Move over creative rock gods, we’re all Tiny Dancers

Photograph of a young girl in a bright yellow top, grey jeans and pink, star-shaped sunglasses pointing her arms and fingers to the right, against a solid, aqua background.

Creativity, like any ability, comes more naturally to some than others but, while we like to attribute creative genius to an individual, it is rarely if ever the product of one person.

Mark Ritson recently shared his views on the subject of whether creativity is an ‘innate, rare thing or something we all have that can be nurtured or trained’. Ritson came out on the side of the former, using a video of Elton John banging out Tiny Dancer after opening up a scrap of crumpled paper from Bernie Taupin as an example of this rare, ‘from Above’ type of creativity. Although Ritson concedes that lower levels of creativity are more open and accessible to more people, he goes on to ask who would want this level of creativity when you can effectively have the rock star.

Now, far be it from me to accuse Ritson esq of antiquated thinking, I wouldn’t dare! 😊 But the idea that creativity comes ‘from Above’ is a hark back to the ancient Greeks’ philosophy. They didn’t believe that creativity came from humans but rather from a divine spirit that came to human beings. People were described as having a creative genius as if it were a magical helper. Then along came the Renaissance and the title of creative genius was attributed solely to the individual, inflating the human ego and overburdening the fragile human psyche.

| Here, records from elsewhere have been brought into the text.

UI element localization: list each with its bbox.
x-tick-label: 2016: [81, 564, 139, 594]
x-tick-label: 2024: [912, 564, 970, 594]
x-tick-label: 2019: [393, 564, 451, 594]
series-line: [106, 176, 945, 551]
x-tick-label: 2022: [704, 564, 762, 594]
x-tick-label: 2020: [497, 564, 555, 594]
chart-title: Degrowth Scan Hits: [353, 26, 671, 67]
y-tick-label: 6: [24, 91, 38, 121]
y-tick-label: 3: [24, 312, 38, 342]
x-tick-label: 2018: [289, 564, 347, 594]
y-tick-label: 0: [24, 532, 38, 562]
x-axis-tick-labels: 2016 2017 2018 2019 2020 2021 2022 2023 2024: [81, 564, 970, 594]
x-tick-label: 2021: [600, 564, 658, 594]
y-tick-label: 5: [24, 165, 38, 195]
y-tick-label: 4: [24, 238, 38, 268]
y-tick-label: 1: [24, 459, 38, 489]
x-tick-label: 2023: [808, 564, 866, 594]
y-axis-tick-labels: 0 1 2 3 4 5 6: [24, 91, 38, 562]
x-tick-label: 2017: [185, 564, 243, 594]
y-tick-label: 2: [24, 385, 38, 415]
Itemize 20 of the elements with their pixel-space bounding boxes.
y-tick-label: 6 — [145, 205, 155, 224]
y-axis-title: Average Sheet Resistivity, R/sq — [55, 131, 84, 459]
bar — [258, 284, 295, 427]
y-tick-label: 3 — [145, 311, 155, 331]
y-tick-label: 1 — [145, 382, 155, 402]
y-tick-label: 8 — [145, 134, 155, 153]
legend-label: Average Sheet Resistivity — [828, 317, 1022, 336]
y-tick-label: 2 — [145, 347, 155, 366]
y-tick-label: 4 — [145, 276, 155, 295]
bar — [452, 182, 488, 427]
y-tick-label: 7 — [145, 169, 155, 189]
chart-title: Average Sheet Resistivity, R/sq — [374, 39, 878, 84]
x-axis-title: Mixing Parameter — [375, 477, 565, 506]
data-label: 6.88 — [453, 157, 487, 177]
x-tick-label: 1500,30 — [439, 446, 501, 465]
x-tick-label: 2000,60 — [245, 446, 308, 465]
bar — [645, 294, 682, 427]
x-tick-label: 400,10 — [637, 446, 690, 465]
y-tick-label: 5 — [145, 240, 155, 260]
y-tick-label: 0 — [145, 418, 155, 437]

A ‘tiny dancer’ of an idea

To my mind, creativity is both innate in all of us and something that can be nurtured to genius level. We are all on the creative spectrum and, given the right catalyst, any one of us can have a ‘tiny dancer’ of an idea. It’s true that creativity, like any ability, comes more naturally to some than others and is more developed from the outset in a few people, usually at the expense of other abilities. It’s no coincidence that those who are considered inherently creative are often the most childlike in terms of other behaviour. They consciously or unconsciously resist the confines of adulthood, social considerations, conventions and boundaries to remain free to focus on their impulses to play and experiment. Left unchecked and without the input of others, these people’s impulses can be more destructive than creative. And we’re back to the classic rock star persona!


Creativity is both innate in all of us and something that can be nurtured to genius level. We are all on the creative spectrum and, given the right catalyst, any one of us can have a ‘tiny dancer’ of an idea.

As a meter of fact

I don’t subscribe to Renaissance thinking that an individual alone is the source of some rare creative genius. Neither do I believe in the ancients’ divine spirit theory, albeit the collaborative element of this description of creative genius does strike the right chord with me.

While we like to attribute creative genius, or ‘world beating creativity’ as Ritson calls it, to an individual, it is, I would argue, rarely if ever the product of one person. The rock star creative may be ‘front of stage’, but they are just one person in the creative mix.

Ideas are formed in relation to something else, often another’s idea, someone who in turn has been influenced by someone else. No idea comes into existence or is executed in isolation. Taking Ritson’s example of Elton (full name Sir Elton Hercules John CH CBE according to his website), you can’t deny his technical talent as a musician, but this is a reaction to Bernie’s (full name Bernard John Taupin CBE) song writing ability. Bernie provided Elton with the words, theme, structure, tone and meter for Tiny Dancer on that screwed up bit of paper that enabled him to conjure up the accompanying musical notes.

The gift that keeps on giving

Bernie provided the stimulation and structure for Elton’s seemingly effortless creative magic. I say seemingly effortless because the idea that creative genius is a gift from on high rather than a process that involves both graft and craft over time is to do anyone who contributes to the creative process and works in the creative industry, no matter how talented they are or what role in the process they fulfil, a disservice.

My philosophy and that of NEO is that creativity is an ability we all possess and that anyone can be trained to have a creative mindset and to constructively contribute to the creative process provided they are given the right impetus and framework. We also believe that the ‘best creative’ is the product of a collaborative effort, a chorus of tiny dancers and not a term for an individual rock star.